Design Director Flavio Manzoni said in a press statement: “We wanted this to be a pure, monolithic form. It was important to be able to draw the car with just one line.” Undoubtedly, Manzoni has realised this vision in the Roma.
On the physical specifications front, the new Roma is 4656 mm long with width at 1974 mm and height at 1301 mm. The wheelbase is 2,670 mm; the front and rear tracks measure 1,652 mm and 1,679 mm, respectively. The boot space impressively stands at 272 litres, which can further be increased to 345 litres.
Among the exterior design features that caught our attention, besides the sleekness of the silhouette, is the low placed full-LED Adaptive headlights crossed by a light strip lending a futuristic effect. At the rear is a twin taillight styled like thin bars. We especially love the front of the car that swoops sharply forward like a chiselled shark nose.
Moving to the interiors, the Roma is just as classy inside as it is outside. One of the first features that stood out for us is the 16’ inch digital instrument cluster crafted to make driving smoother with far less distractions. The Roma’s cabin design is centered around the dual-cockpit concept with two separate cells – one each for the driver and passenger. Another highlight is the steering wheel that sports a fresh design; on the steering wheel are haptic controls and 5-driver setting Manettino switch.
And did we mention the key fob? The Roma’s fob is a rectangular metallic key swathed in leather, with the car’s lettering on one side and the brand’s logo on the other. The key stays snug in a dedicated spot just at the end of the centre console. What’s also notable is the active spoiler at the base of the rear window that comes out as you punch down the accelerator.

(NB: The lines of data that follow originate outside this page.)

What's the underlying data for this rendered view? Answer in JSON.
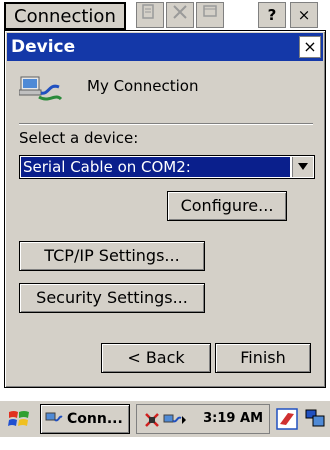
{
  "parent_window": {
    "title": "Connection",
    "help_label": "?",
    "close_label": "×"
  },
  "dialog": {
    "title": "Device",
    "close_label": "×",
    "connection_name": "My Connection",
    "select_label": "Select a device:",
    "selected_device": "Serial Cable on COM2:",
    "buttons": {
      "configure": "Configure...",
      "tcpip": "TCP/IP Settings...",
      "security": "Security Settings...",
      "back": "< Back",
      "finish": "Finish"
    }
  },
  "taskbar": {
    "task_label": "Conn...",
    "clock": "3:19 AM"
  },
  "colors": {
    "titlebar": "#1438a8",
    "selection": "#0a1f8c",
    "face": "#d4d0c8"
  }
}
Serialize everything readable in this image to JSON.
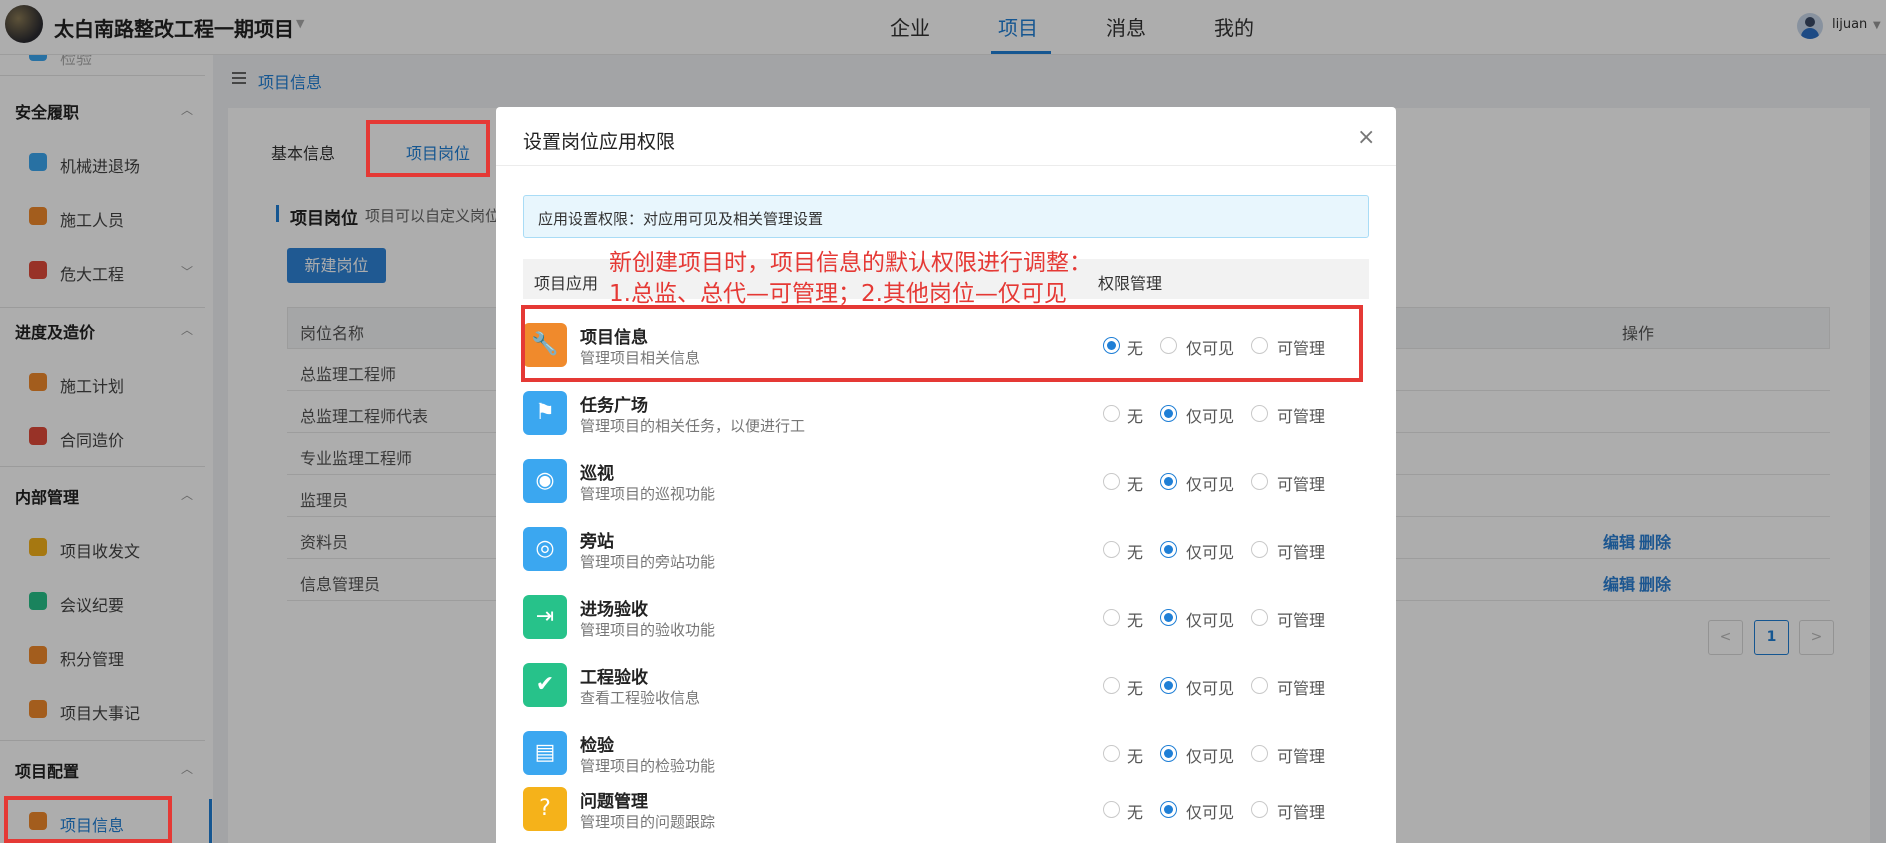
{
  "header": {
    "project_title": "太白南路整改工程一期项目",
    "nav": [
      {
        "label": "企业",
        "active": false
      },
      {
        "label": "项目",
        "active": true
      },
      {
        "label": "消息",
        "active": false
      },
      {
        "label": "我的",
        "active": false
      }
    ],
    "user_name": "lijuan",
    "accent_color": "#1f7fd6"
  },
  "sidebar": {
    "partial_top_item": "检验",
    "groups": [
      {
        "label": "安全履职",
        "items": [
          "机械进退场",
          "施工人员",
          "危大工程"
        ]
      },
      {
        "label": "进度及造价",
        "items": [
          "施工计划",
          "合同造价"
        ]
      },
      {
        "label": "内部管理",
        "items": [
          "项目收发文",
          "会议纪要",
          "积分管理",
          "项目大事记"
        ]
      },
      {
        "label": "项目配置",
        "items": [
          "项目信息"
        ]
      }
    ]
  },
  "main": {
    "breadcrumb": "项目信息",
    "tabs": [
      {
        "label": "基本信息",
        "active": false
      },
      {
        "label": "项目岗位",
        "active": true
      }
    ],
    "section_title": "项目岗位",
    "section_desc": "项目可以自定义岗位",
    "new_button": "新建岗位",
    "table": {
      "col_name": "岗位名称",
      "col_action": "操作",
      "rows": [
        {
          "name": "总监理工程师"
        },
        {
          "name": "总监理工程师代表"
        },
        {
          "name": "专业监理工程师"
        },
        {
          "name": "监理员"
        },
        {
          "name": "资料员",
          "edit": "编辑",
          "delete": "删除"
        },
        {
          "name": "信息管理员",
          "edit": "编辑",
          "delete": "删除"
        }
      ]
    },
    "pagination": {
      "prev": "<",
      "current": "1",
      "next": ">"
    }
  },
  "modal": {
    "title": "设置岗位应用权限",
    "close": "×",
    "info": "应用设置权限：对应用可见及相关管理设置",
    "col_app": "项目应用",
    "col_perm": "权限管理",
    "annotation_line1": "新创建项目时，项目信息的默认权限进行调整：",
    "annotation_line2": "1.总监、总代—可管理；2.其他岗位—仅可见",
    "options": [
      "无",
      "仅可见",
      "可管理"
    ],
    "apps": [
      {
        "name": "项目信息",
        "desc": "管理项目相关信息",
        "selected": 0,
        "color": "#f08a2c",
        "icon": "wrench-icon"
      },
      {
        "name": "任务广场",
        "desc": "管理项目的相关任务，以便进行工",
        "selected": 1,
        "color": "#3ba7f0",
        "icon": "flag-icon"
      },
      {
        "name": "巡视",
        "desc": "管理项目的巡视功能",
        "selected": 1,
        "color": "#3ba7f0",
        "icon": "eye-icon"
      },
      {
        "name": "旁站",
        "desc": "管理项目的旁站功能",
        "selected": 1,
        "color": "#3ba7f0",
        "icon": "signal-icon"
      },
      {
        "name": "进场验收",
        "desc": "管理项目的验收功能",
        "selected": 1,
        "color": "#27c28a",
        "icon": "entry-icon"
      },
      {
        "name": "工程验收",
        "desc": "查看工程验收信息",
        "selected": 1,
        "color": "#27c28a",
        "icon": "folder-check-icon"
      },
      {
        "name": "检验",
        "desc": "管理项目的检验功能",
        "selected": 1,
        "color": "#3ba7f0",
        "icon": "scale-icon"
      },
      {
        "name": "问题管理",
        "desc": "管理项目的问题跟踪",
        "selected": 1,
        "color": "#f5b21a",
        "icon": "question-icon"
      }
    ]
  }
}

Inside the Roma is Ferrari’s 3.9-litre, twin-turbo V-8 engine, mated to the brand’s new eight-speed dual-clutch transmission. Winner of the International Engine of the Year award four years in a row, the V-8 features Variable Boost Management for superfast throttle response. What this also does is adjust torque delivery to suit the gear selected, and thus deliver powerful performance.
While we did not test out the Roma’s prowess to go 0-100 km/h in 3.4 seconds, the throttle response definitely caught us by surprise. The gear shifts are smoother and quicker in the Roma; driving it in the city during rush hour was pretty much comfortable as testing the Roma off city roads. The Roma drives like a dream; Ferrari has brought in the sporty element of driving quite seamlessly into a Grand Tourer.
Overall, the Ferrari Roma is an ideal ‘first’ Ferrari. Or even a new addition to one’s collection. A GT with the soul of a sports car, the Ferrari Roma packs in quite the punch that one would expect from the Prancing Horse while holding its own in the stable.